Tips on Tipping
Source: American Society of Travel Agents, Alexandria, Va.
Who do you tip? When? How much?
These are the questions that have nagged at consumers since the first service transaction. The practice of tipping is meant as a form of thank-you for services rendered, or beforehand as a subtle bribe for special treatment.
Tipping need not be considered mandatory or automatic. Too often, tips are taken for granted or expected regardless of the quality of service. Tipping should be done at your discretion and as a reward for good or superlative service.
Below are some tipping suggestions for travelers. At nearly every step of the traveling process, there are professionals waiting to “lighten your load” or provide assistance.
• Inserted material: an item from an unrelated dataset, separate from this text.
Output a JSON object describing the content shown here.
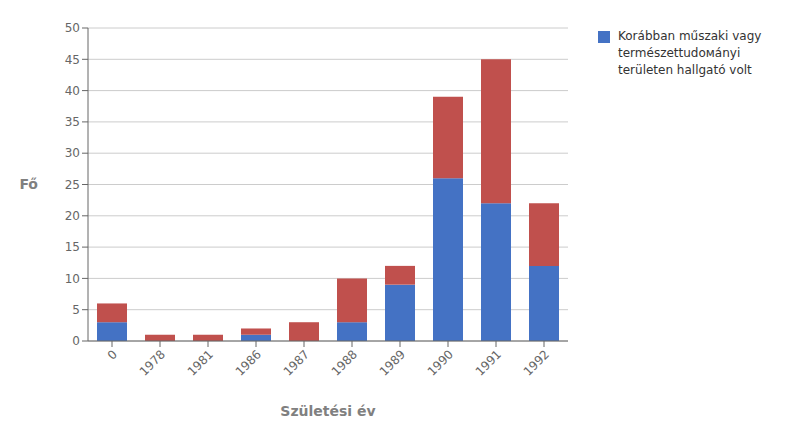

So remember to carry a lot of change and small bills for tips.
- Taxi/Limo Drivers: A $2 to $3 tip is usually satisfactory; more if he helps you with your bags and/or takes special steps to get you to your destination on time.
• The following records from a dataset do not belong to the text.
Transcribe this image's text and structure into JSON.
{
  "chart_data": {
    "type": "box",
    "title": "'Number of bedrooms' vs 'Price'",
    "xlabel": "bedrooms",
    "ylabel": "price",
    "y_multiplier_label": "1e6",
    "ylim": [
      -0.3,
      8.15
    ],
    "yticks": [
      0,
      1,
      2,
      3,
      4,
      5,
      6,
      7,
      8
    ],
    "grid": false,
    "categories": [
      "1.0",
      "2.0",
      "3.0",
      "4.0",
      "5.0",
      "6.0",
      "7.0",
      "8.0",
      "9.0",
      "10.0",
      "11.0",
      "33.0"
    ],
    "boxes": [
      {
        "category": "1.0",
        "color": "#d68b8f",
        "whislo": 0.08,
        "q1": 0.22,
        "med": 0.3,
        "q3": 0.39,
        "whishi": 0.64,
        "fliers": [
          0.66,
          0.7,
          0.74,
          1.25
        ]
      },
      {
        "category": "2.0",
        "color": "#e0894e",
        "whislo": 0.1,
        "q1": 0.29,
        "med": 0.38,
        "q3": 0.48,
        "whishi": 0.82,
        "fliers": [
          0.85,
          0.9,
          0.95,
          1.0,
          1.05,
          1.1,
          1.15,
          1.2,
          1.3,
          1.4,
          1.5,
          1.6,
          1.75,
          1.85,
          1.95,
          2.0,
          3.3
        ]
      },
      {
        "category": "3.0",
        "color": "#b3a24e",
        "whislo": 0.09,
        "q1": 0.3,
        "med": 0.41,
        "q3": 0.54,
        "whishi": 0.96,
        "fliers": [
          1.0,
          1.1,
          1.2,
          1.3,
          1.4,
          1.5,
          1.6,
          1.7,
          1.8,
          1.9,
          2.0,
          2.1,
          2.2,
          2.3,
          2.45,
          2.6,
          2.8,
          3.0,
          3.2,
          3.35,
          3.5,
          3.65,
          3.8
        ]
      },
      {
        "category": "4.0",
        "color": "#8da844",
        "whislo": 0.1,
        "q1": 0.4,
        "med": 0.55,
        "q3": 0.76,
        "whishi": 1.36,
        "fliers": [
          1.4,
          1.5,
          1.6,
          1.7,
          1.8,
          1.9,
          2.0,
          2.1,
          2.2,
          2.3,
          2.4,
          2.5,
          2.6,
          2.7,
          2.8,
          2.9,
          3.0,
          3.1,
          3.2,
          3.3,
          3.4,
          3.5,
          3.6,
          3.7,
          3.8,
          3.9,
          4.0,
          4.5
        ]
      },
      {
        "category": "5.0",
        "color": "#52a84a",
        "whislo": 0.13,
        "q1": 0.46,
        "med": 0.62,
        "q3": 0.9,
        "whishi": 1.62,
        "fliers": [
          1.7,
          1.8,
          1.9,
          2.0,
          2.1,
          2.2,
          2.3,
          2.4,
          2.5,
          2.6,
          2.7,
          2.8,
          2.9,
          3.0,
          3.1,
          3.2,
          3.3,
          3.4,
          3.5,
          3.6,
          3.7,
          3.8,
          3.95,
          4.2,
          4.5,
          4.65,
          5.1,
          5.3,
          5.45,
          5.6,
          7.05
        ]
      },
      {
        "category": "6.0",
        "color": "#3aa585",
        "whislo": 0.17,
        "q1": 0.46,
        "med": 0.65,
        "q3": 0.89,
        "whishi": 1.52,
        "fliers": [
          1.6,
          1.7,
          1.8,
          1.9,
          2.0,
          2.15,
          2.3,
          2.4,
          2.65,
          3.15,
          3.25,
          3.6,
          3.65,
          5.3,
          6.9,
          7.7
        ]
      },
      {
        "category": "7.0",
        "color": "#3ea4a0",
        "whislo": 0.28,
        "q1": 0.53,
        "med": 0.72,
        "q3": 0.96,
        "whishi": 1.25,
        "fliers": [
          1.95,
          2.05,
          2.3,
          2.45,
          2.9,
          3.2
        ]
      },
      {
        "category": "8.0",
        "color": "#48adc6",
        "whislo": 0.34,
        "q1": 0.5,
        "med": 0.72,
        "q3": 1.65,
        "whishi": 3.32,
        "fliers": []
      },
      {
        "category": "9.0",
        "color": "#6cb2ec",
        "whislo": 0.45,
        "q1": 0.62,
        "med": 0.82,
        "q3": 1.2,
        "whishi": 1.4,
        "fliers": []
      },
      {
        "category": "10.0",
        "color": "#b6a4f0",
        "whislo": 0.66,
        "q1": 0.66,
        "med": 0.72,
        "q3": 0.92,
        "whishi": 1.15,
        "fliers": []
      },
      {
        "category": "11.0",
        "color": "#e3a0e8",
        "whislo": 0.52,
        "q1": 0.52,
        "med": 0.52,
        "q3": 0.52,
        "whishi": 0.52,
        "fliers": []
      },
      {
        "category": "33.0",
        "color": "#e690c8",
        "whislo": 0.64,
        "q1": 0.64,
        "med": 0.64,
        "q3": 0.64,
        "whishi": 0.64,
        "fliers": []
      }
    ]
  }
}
- Porters: A standard tip for airport and train porters is $1 per bag; more if your luggage is very heavy.
- Hotel Bellman: Again, $1 per bag is standard. Tip when he shows you to your room and again if he assists you upon checkout. Tip more if he provides any additional service. Note: A $5 tip upon arrival can usually guarantee you special attention should you require it.
- Doorman: Typically, a $1 tip for hailing a taxi is appropriate. However, you may want to tip more for special service, such as carrying your bags or shielding you with an umbrella.
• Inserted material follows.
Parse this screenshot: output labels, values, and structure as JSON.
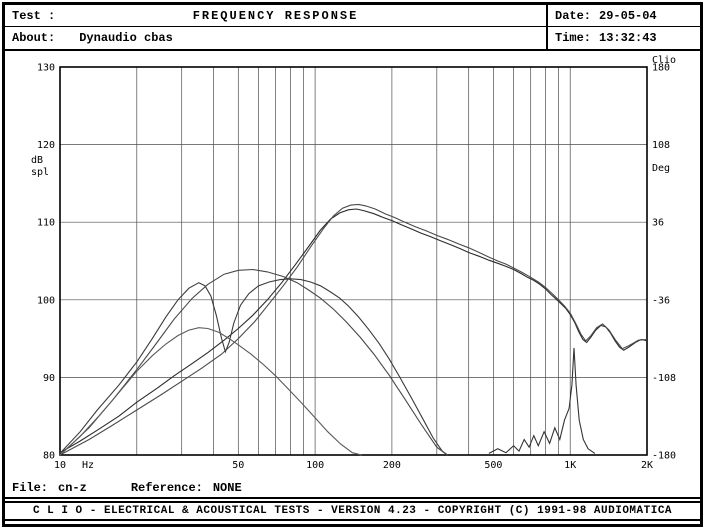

- Concierge: Tip for special services such as making restaurant or theater reservations, arranging sightseeing tours, etc. The amount of the tip is generally dependent on the type and complexity of service(s) provided—$2 to $10 is a standard range. You may elect to tip for each service, or in one sum upon departure. If you want to ensure special treatment from the concierge, you might consider a $10–$20 tip upon arrival.
- Hotel Maid: Maids are often forgotten about when it comes to tipping because they typically do their work when you are not around. For stays of more than one night, $1 per night is standard. The tip should be left in the hotel room in a marked envelope.
- Parking Attendants: Tip $1 to $2 when your car is delivered.
- Waiters: 15–20% of your pre-tax check is considered standard. The same applies for room service waiters. Some restaurants will automatically add a 15% gratuity to your bill, especially for large parties—look for it before tipping. If the 15% is added, you need only tip up to another 5% for superlative service.
- Cloakroom Attendants: If there is a charge for the service, a tip is not necessary. However, if there is no charge, or extra care is taken with your coat and/or bags, a $1 to $2 tip is appropriate.
- Tour Guides/Charter Bus Drivers: If a tip is not automatically included, tip $1 for a half-day tour, $2 for full-day tour, and anywhere from $5 to $10 for a week-long tour. Tip a private guide more.
These are some of the people you are most likely to encounter while traveling in the U.S. Undoubtedly there will be others. If there is one standard rule in tipping it is this: If someone renders special service to you along the way, show your appreciation with a tip.
NOTE: International travelers should be aware that tipping customs outside the U.S. are often very different. Consult travel guides for the country you are visiting.